🚨Industry Perspective: Board Member Spotlight Blog #2
We’re excited to feature Ethan Arbiser, newly appointed REEF Board Member and Senior Manager of Energy & Sustainability at CBRE. Ethan has led sustainability strategies across global real estate portfolios for companies including Intuit and The Cigna Group—advancing initiatives in energy, water, waste, and net-zero planning. With deep expertise in carbon reduction, renewable energy, and ESG reporting, Ethan brings a critical vantage point on refrigerants as both a climate risk and a strategic asset issue for the built environment.
Stay tuned as we dive into his perspective on how commercial buildings, ESG drivers, and procurement decisions can shape the future of refrigerant management and recovery.
🏢 The Built Environment as a Refrigerant Policy Driver
Q: From your work across major real estate portfolios, what are the biggest operational or financial barriers preventing building owners from proactively managing refrigerants, and how do you see refrigerants fitting into broader ESG and net-zero planning moving forward?
A: The largest barrier preventing commercial building owners from proactively managing refrigerants is a historical lack of centralized tracking, leading to reliance on estimates rather than actual usage and leak data. Without this granular data, refrigerant loss is treated merely as a maintenance cost, rather than a significant climate liability that demands executive attention and capital planning. However, the regulatory environment is rapidly forcing a change, positioning refrigerants—which primarily contribute to Scope 1 (direct) emissions as fugitive gases—at the core of ESG and Net-Zero planning. A single major leak of a high-GWP refrigerant can equate to thousands of tons of C02e, possibly negating an entire years’ worth of energy efficiency progress. It can be argued that leak mitigation is the single most powerful lever for immediate Scope 1 decarbonization. The EU F-Gas Regulation, with its declining quotas and specific equipment bans, serves as a strong model for policy, mandating a market shift toward lower-GWP alternatives.
♻️ Making Reclamation + Recovery a Business Case
Q: Real estate owners already track energy, water, and waste. What would it take for refrigerant and reclaimed gas procurement to become a standard line item in sustainability budgets, alongside efficiency or renewables?
A: The most compelling business case for integrating refrigerant management into sustainability budgets centers on operational efficiency and asset protection. When facility teams adopt low-GWP refrigerants, they are often required to install newer, highly efficient HV AC systems that are engineered for smaller charge sizes and lower leak rates.
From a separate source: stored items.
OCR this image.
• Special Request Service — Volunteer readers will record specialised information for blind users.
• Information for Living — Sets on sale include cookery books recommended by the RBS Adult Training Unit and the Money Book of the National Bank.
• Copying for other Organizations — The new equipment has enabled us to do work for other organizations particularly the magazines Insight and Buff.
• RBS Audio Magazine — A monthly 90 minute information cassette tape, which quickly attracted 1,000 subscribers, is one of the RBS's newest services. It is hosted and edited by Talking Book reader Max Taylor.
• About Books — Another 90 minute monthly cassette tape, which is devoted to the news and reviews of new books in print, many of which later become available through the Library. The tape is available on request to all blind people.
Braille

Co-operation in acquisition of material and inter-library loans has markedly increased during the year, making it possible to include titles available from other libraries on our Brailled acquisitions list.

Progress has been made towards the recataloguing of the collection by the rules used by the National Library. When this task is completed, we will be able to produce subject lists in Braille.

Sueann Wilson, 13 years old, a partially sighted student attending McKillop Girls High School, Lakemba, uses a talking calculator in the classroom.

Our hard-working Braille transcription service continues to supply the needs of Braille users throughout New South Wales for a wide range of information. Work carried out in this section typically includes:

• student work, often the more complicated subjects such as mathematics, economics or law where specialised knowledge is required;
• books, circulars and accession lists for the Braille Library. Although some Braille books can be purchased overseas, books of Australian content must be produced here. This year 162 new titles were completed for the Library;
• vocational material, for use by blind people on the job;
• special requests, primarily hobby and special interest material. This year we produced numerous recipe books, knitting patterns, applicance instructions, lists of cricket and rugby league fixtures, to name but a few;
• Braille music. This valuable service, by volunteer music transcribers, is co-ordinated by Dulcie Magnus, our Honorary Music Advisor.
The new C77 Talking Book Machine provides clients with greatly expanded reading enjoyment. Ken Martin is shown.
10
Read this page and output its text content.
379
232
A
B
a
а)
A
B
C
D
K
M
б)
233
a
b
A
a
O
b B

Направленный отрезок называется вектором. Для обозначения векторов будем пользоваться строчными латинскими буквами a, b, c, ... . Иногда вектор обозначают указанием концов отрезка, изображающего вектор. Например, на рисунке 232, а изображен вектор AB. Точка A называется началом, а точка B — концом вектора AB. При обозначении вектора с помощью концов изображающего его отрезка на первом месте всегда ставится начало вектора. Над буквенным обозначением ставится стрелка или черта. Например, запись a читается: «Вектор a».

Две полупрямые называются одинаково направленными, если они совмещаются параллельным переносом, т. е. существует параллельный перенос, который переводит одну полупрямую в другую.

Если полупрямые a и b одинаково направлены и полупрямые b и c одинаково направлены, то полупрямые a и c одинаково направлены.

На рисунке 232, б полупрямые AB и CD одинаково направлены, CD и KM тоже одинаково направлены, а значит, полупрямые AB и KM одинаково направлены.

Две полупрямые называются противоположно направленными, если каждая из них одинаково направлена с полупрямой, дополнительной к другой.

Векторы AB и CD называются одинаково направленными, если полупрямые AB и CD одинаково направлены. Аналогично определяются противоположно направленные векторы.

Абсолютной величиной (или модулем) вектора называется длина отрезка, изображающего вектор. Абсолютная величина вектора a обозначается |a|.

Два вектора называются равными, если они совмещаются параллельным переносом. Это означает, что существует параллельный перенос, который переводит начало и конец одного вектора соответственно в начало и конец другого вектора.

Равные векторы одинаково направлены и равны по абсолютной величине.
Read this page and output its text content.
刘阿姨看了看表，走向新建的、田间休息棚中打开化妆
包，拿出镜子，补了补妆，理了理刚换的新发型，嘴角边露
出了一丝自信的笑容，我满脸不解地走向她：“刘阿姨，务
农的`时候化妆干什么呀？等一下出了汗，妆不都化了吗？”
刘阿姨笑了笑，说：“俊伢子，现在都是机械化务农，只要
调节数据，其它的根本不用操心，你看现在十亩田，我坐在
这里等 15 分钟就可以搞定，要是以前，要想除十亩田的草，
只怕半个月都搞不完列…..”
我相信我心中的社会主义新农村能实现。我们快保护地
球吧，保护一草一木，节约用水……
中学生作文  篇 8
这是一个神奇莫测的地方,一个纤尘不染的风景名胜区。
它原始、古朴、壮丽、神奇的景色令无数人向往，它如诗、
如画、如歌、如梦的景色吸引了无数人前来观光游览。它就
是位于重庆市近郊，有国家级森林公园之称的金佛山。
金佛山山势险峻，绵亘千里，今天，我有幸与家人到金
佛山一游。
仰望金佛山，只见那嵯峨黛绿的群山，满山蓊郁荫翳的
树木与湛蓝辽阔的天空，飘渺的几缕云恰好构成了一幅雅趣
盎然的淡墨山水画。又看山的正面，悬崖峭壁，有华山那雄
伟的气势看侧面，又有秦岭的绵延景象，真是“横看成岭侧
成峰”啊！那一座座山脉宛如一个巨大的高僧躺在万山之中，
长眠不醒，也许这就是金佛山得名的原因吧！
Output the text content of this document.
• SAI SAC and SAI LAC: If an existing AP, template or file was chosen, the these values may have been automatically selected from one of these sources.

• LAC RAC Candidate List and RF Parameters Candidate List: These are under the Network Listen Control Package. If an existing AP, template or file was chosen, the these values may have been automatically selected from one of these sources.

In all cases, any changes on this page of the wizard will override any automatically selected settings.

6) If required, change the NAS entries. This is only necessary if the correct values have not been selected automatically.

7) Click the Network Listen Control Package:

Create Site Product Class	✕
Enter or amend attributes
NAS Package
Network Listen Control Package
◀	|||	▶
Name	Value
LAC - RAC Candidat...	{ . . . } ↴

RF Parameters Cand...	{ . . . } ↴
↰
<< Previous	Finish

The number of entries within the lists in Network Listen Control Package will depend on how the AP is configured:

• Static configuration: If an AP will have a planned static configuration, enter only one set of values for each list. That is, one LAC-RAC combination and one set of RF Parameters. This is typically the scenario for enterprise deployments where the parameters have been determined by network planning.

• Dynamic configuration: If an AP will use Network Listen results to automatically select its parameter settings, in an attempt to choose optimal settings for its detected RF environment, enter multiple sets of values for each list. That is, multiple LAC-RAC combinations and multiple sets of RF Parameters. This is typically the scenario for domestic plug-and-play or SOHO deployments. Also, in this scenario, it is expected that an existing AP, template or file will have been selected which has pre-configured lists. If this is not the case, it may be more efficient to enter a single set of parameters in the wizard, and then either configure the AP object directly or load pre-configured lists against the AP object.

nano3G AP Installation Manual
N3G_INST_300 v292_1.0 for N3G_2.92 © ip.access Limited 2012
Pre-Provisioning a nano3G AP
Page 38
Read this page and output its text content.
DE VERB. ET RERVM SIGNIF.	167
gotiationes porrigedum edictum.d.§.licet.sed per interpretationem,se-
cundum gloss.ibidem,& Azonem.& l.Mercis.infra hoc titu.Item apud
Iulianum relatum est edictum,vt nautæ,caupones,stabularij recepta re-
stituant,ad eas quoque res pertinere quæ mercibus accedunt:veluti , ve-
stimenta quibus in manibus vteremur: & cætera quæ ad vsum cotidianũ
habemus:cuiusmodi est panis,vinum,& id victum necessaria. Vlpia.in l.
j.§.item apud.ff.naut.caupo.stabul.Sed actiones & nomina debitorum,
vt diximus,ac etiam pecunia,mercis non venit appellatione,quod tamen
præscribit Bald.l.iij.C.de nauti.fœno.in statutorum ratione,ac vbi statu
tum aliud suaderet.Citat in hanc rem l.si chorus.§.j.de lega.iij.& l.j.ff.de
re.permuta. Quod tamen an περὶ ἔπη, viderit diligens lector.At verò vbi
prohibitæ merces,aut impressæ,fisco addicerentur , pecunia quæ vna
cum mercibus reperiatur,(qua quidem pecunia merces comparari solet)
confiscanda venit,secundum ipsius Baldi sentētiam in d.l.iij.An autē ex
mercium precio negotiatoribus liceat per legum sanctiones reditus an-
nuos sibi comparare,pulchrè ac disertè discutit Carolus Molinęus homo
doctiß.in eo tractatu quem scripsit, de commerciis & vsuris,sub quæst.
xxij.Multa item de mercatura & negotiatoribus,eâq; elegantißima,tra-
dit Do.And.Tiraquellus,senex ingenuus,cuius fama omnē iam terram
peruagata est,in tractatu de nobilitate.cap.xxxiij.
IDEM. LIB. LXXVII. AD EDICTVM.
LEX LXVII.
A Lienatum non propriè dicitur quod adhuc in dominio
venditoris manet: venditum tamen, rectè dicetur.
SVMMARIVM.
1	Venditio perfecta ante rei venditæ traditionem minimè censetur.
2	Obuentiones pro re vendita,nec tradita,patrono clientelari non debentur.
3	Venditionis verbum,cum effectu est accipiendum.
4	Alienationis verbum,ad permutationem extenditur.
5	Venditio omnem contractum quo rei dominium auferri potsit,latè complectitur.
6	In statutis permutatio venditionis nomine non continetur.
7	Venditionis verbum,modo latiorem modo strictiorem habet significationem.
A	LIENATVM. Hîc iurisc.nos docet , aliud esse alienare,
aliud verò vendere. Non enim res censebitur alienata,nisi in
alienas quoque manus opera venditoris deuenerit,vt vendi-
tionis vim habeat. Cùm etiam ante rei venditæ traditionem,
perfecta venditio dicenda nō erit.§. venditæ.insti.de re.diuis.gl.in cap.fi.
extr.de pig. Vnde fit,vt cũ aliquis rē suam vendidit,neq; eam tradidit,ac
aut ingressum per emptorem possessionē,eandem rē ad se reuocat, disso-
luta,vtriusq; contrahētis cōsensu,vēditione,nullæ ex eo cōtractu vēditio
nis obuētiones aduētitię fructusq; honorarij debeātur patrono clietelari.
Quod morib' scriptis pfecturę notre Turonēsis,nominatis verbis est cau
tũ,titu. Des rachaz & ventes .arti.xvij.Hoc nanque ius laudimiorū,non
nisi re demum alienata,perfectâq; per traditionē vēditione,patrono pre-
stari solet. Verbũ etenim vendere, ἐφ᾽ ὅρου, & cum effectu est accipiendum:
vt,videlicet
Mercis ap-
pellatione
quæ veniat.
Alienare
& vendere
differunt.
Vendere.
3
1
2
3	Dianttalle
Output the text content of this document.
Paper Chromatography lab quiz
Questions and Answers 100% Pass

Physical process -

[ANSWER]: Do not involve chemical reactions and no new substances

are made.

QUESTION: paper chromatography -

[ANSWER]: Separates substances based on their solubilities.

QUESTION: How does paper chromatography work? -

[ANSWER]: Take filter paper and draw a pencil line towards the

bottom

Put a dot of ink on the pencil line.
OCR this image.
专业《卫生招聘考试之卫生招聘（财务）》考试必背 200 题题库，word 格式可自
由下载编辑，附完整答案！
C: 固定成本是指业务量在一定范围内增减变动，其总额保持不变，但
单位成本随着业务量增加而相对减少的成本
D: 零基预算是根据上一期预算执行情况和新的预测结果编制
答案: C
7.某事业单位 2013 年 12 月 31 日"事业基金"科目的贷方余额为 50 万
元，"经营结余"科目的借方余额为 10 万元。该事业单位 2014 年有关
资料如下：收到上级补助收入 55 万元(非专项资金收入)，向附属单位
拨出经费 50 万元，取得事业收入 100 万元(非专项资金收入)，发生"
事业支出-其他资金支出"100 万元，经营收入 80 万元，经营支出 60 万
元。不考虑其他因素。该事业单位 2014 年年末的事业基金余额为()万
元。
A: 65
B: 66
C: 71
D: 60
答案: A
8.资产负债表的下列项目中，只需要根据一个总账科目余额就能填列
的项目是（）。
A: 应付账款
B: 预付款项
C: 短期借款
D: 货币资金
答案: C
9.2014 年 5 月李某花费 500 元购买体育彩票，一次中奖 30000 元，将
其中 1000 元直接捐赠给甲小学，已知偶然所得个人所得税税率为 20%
This advanced equipment improves a building’s energy performance,which translates directly into reduced energy expenses over the asset’s lifetime, helping to offset the initial capital investment. Furthermore, implementing best practices for refrigerant recovery and reclamation—as encouraged by guidelines like LEED v5—extends the life of valuable resources, turning what was once a waste liability into a financial asset, especially as the supply of virgin high-GWP refrigerants shrinks under phase-down rules.
📊 Turning Policy Signals into Market Behavior
Q: You’ve seen how incentives, reporting, and disclosure drive action in buildings. Which policy tools (rebates, mandates, procurement standards, ESG reporting, leasing requirements) would most effectively push commercial property owners to adopt reclaimed refrigerants and low-GWP alternatives?
A: Policy tools most effectively push commercial property owners toward reclaimed and low-GWP refrigerants by elevating the issue through mandatory reporting, forcing data scrutiny. The biggest single driver is mandatory ESG disclosure of Scope 1 fugitive emissions, which directly ties a building’s climate impact to corporate financial reporting. This required transparency is compelling the industry to transition from relying on estimates for refrigerant loss to gathering and verifying actual operational data on leak rates and service charges, achieving a level of rigorous data accountability similar to that already established for energy and water consumption. This operational data, now at center stage, demonstrates the material risk of high-GWP assets, making their transition unavoidable. This market behavior is then locked in place by mandates and procurement standards, such as the U.S. EPA’s Technology Transition Rule, which restricts or bans the use of high-GWP refrigerants in all new equipment.
🔑 Scaling Solutions Across Portfolios (Not Just Pilots)
Q: With refrigerant shortages expected by 2029, how can large portfolios prepare now, through capital planning, equipment transition timelines, or supplier engagement, to avoid cost shocks and stranded assets?
A: To effectively prepare for refrigerant shortages—particularly the 70% reduction in HFC production/imports scheduled for 2029 under the AIM Act—large portfolios must shift to programmatic capital planning. This involves proactively integrating the transition to low- GWP equipment into 3-5 year capital expenditure plans, and possibly even longer. This strategy allows owners to manage the cost of replacement and avoid emergency, costly retrofits when old systems fail. Furthermore, early engagement with suppliers and technology providers is crucial to secure the future supply of low-GWP refrigerants and equipment. This must be supported by significant investment in workforce education and the installation of automatic leak detection systems (ALDS), which reduce immediate losses and protect both the assets and the environment.